With dazzling technique, the Ukranian master plays these difficult pieces with effortless fluidity. Anyone interested in Rachmaninov, Russian music, or piano music, should put this CD high on the "must have" list.Regarded as one of the finest Russian pianists of the 20th century, he had a wide range in his repertoire, from Bach to Bartok. He passed on in '97, and I'm sad to admit that I never heard him in concert...I'm sure it would have been a treasured experience.
The simple booklet insert has short explanations of the music, and a mini-bio of Richter. The Preludes were recorded in '71, the Etudes in '83, and the sound is good. Total time for the CD is 74'30.There aren't too many words one can use to describe this CD. It's a supreme accomplishment from an artist gifted by the gods...one can fancy the world becoming a better place every time this is played...as Dostoevsky said, "beauty will save the world"."
Richter at his finest
Alejandra Vernon | 07/09/2000
(5 out of 5 stars)
"If you're a Richter fan (and you should be, since he's the greatest Classical pianist of the 20th century), this CD simply has to be in your collection. It's definitely among the top 5 Richter CDs. The Etudes-Tableaux are so rarely heard, it's a joy to hear them played by the best. Richter has played these pieces on many different albums, but this one has the finest performances overall."
Beyond words...
John Grabowski | USA | 10/24/2000
(5 out of 5 stars)
"This is as good as it gets. Richter is unequalled in these works. He never recorded the complete preludes, but those he did record and perform are so compelling that I cannot recommend any "complete" sets...I always defer to these, even though they do not represent all of the preludes. The Etudes-Tableaux are equally astounding. The other reviewers on this site are right when they say Richter had no peer here, except perhaps Rachmaninoff himself (who ironically recorded even fewer than Richter). Not Horowitz, not Weisenberg, certainly not Ashkenazy, can touch Richter in this music. This is a must-own for anyone who loves classical piano music, and heck, it's even great "candle-light dinner music" for a nice, moody, romantic evening for two! Or, if you saw the video "Richter the Enigma" and were blown away by some of the virtuoso piano playing, here is much of it on CD!"

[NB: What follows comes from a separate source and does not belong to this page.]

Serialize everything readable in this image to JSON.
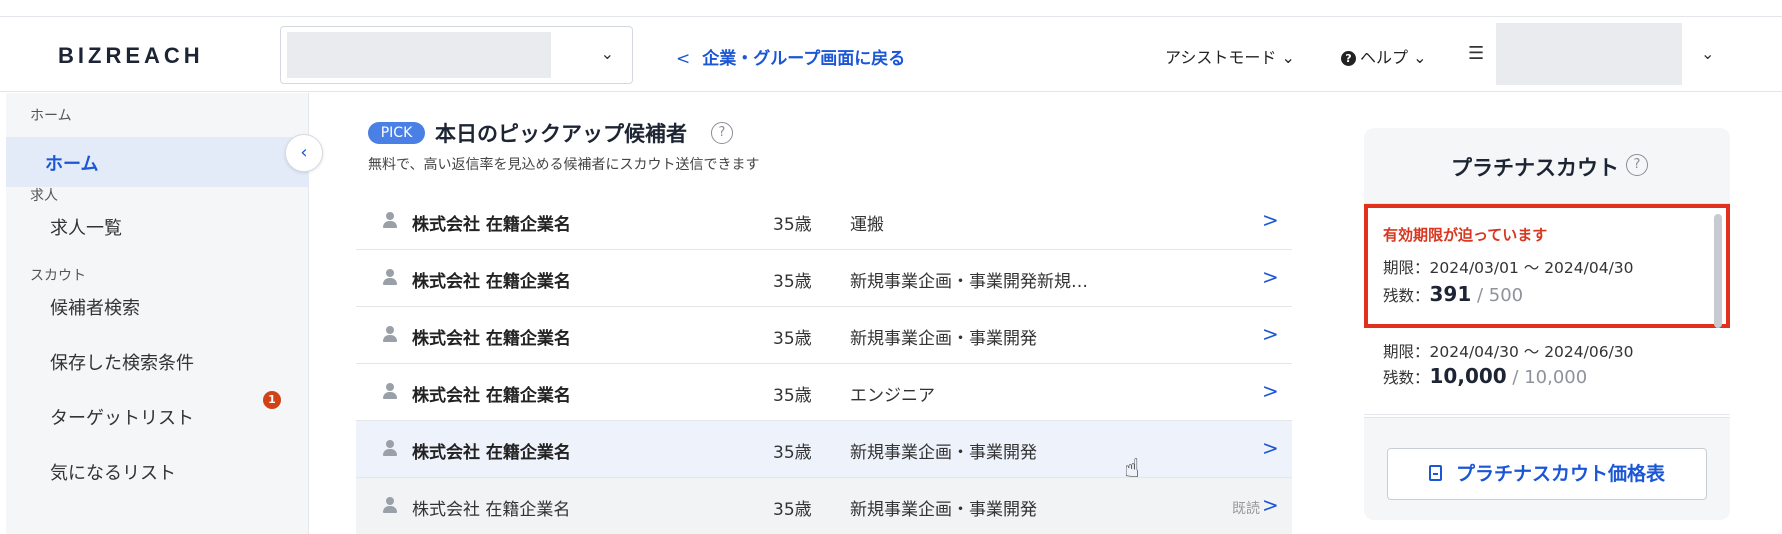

"Sviatoslav Richter - the Glory of Zhitomir, Ukrania - was possibly the most ambitious pianist ever born in the last Century. And I do not mean the amplitude of his repertoire but the superb expressiveness and notable empathy every time he decided to perform. The affinity with Rachmaninov is so close that you may well think in a similar affinity between Beethoven and Schnabel. The sound he produced was the perfect blend of Romanticism, enrooted with the Russian spirit: a very original approach in which chasteness, contemplation, rapture, lyricism, temperament and introspection molded an inimitable sound hardly achieved by any other pianist. Having born in Russia no one like him could express the sense of the Russian nostalgia like he did; the particular and essential immigrant sadness plus those obligated memories in a new land is easy to understand but hard to feel unless you have not experienced something similar. In this sense I would name to Cziffra for instance playing Liszt and Rudolf Schwarz conducting Mahler, that existential anguish and unbearable tension is not written in the score but sometimes permeates the performing: you have to play the work with Dionysian lenses and not only with Apollonian glasses.
Go for this album. Indeed this document record finds to Richter in the peak of his maturity. The first nine tracks are from 1983, (with Richter in his 65) and constitute the autumnal and more introspective vision. The rest of the tracks are if you want more effusive and declamatory with Richter (in his 56).
I have to acknowledge that with the only two glorious exceptions of Simon Barere and William Kapell I had not ever listened such ravishing pieces of the Op. 29.(Listen carefully his phrasing in the Second Prelude in B flat major Op. 29 , tension with expression; in the Fourth we have natural sensibility from the inside to the outside; that's s commitment. And finally the most enraptured and mesmerizing of this Op. the Fifth in G minor played with robustness and verve with the martial spirit of Chopin 's Polonaise.
A personal triumph for Richter ( March 20 1915-August 1 1997) and a true legacy for the rest of us.